LAHORE: The Private Sector Credit (PSC) continued witnessing a decelerating trend during 2024, demonstrating an expansion of Rs188 billion (a YoY growth of 1.0 percent) against the expansion of Rs 300 billion (an increase of 5.0 percent) during the same period last year.
It may be noted that the PSC had increased by Rs 208 billion (a growth of 2.3 percent) during FY 2023, against borrowing of Rs 1330 billion (a growth of 17.4 percent) in FY 2022.
According to the Economic Survey of Pakistan, the deceleration in PSC is due to slow economic activities, an uncertain economic environment, and high borrowing costs—besides an increase in the policy rate, the rates on the Export Finance Scheme (EFS) and Long Term Finance Facility (LTFF) were linked with the policy rate.
During July-March FY 2024, within PSC, private sector businesses’ credit demand increased by Rs 307.8 billion compared to Rs 271.1 billion during the same period last year.
Within total loans, the manufacturing sector has availed the highest share of total loans, amounting to Rs 294.7 billion (96 percent of loans). For the manufacturing sector, rice processing and manufacturing of sugar have availed Rs 52.4 billion and Rs 193.3 billion, respectively, leading the growth in working capital loans – which has observed expansion of Rs 275.7 billion during the period under review against borrowing of Rs 113.3 billion in the last year.
However, the demand for borrowing under fixed investment loans was lower at Rs 47.2 billion in July-March FY 2024, compared to an off-take of 147.5 billion in the same period last year.
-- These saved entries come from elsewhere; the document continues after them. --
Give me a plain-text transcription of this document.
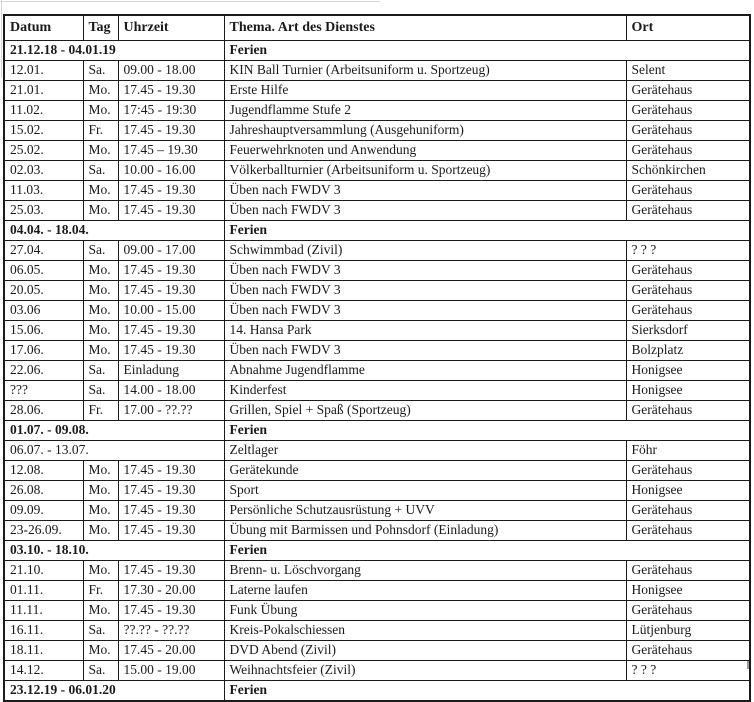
Datum	Tag	Uhrzeit	Thema. Art des Dienstes	Ort
21.12.18 - 04.01.19			Ferien	
12.01.	Sa.	09.00 - 18.00	KIN Ball Turnier (Arbeitsuniform u. Sportzeug)	Selent
21.01.	Mo.	17.45 - 19.30	Erste Hilfe	Gerätehaus
11.02.	Mo.	17:45 - 19:30	Jugendflamme Stufe 2	Gerätehaus
15.02.	Fr.	17.45 - 19.30	Jahreshauptversammlung (Ausgehuniform)	Gerätehaus
25.02.	Mo.	17.45 – 19.30	Feuerwehrknoten und Anwendung	Gerätehaus
02.03.	Sa.	10.00 - 16.00	Völkerballturnier (Arbeitsuniform u. Sportzeug)	Schönkirchen
11.03.	Mo.	17.45 - 19.30	Üben nach FWDV 3	Gerätehaus
25.03.	Mo.	17.45 - 19.30	Üben nach FWDV 3	Gerätehaus
04.04. - 18.04.			Ferien	
27.04.	Sa.	09.00 - 17.00	Schwimmbad (Zivil)	? ? ?
06.05.	Mo.	17.45 - 19.30	Üben nach FWDV 3	Gerätehaus
20.05.	Mo.	17.45 - 19.30	Üben nach FWDV 3	Gerätehaus
03.06	Mo.	10.00 - 15.00	Üben nach FWDV 3	Gerätehaus
15.06.	Mo.	17.45 - 19.30	14. Hansa Park	Sierksdorf
17.06.	Mo.	17.45 - 19.30	Üben nach FWDV 3	Bolzplatz
22.06.	Sa.	Einladung	Abnahme Jugendflamme	Honigsee
???	Sa.	14.00 - 18.00	Kinderfest	Honigsee
28.06.	Fr.	17.00 - ??.??	Grillen, Spiel + Spaß (Sportzeug)	Gerätehaus
01.07. - 09.08.			Ferien	
06.07. - 13.07.			Zeltlager	Föhr
12.08.	Mo.	17.45 - 19.30	Gerätekunde	Gerätehaus
26.08.	Mo.	17.45 - 19.30	Sport	Honigsee
09.09.	Mo.	17.45 - 19.30	Persönliche Schutzausrüstung + UVV	Gerätehaus
23-26.09.	Mo.	17.45 - 19.30	Übung mit Barmissen und Pohnsdorf (Einladung)	Gerätehaus
03.10. - 18.10.			Ferien	
21.10.	Mo.	17.45 - 19.30	Brenn- u. Löschvorgang	Gerätehaus
01.11.	Fr.	17.30 - 20.00	Laterne laufen	Honigsee
11.11.	Mo.	17.45 - 19.30	Funk Übung	Gerätehaus
16.11.	Sa.	??.?? - ??.??	Kreis-Pokalschiessen	Lütjenburg
18.11.	Mo.	17.45 - 20.00	DVD Abend (Zivil)	Gerätehaus
14.12.	Sa.	15.00 - 19.00	Weihnachtsfeier (Zivil)	? ? ?
23.12.19 - 06.01.20			Ferien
High borrowing costs, import restrictions on raw material and plant and machinery, weak medium-term business prospects, lack of clarity on the policy front due to political uncertainty, and rationalization of subsidized LTFF contributed to this sluggish trend.
After linking the EFS and LTFF rates with the policy rate, there is a significant decline in credit demand for both schemes loan due to the high cost of borrowing, the Economic Survey added.
So far as consumer loans are concerned, they have followed a declining path during July-March FY 2024, with auto loans having a dominant share in the total portfolio historically. Housing and construction finance also declined amid a rise in the cost of production, rising domestic policy uncertainty, and a slowdown in construction activities.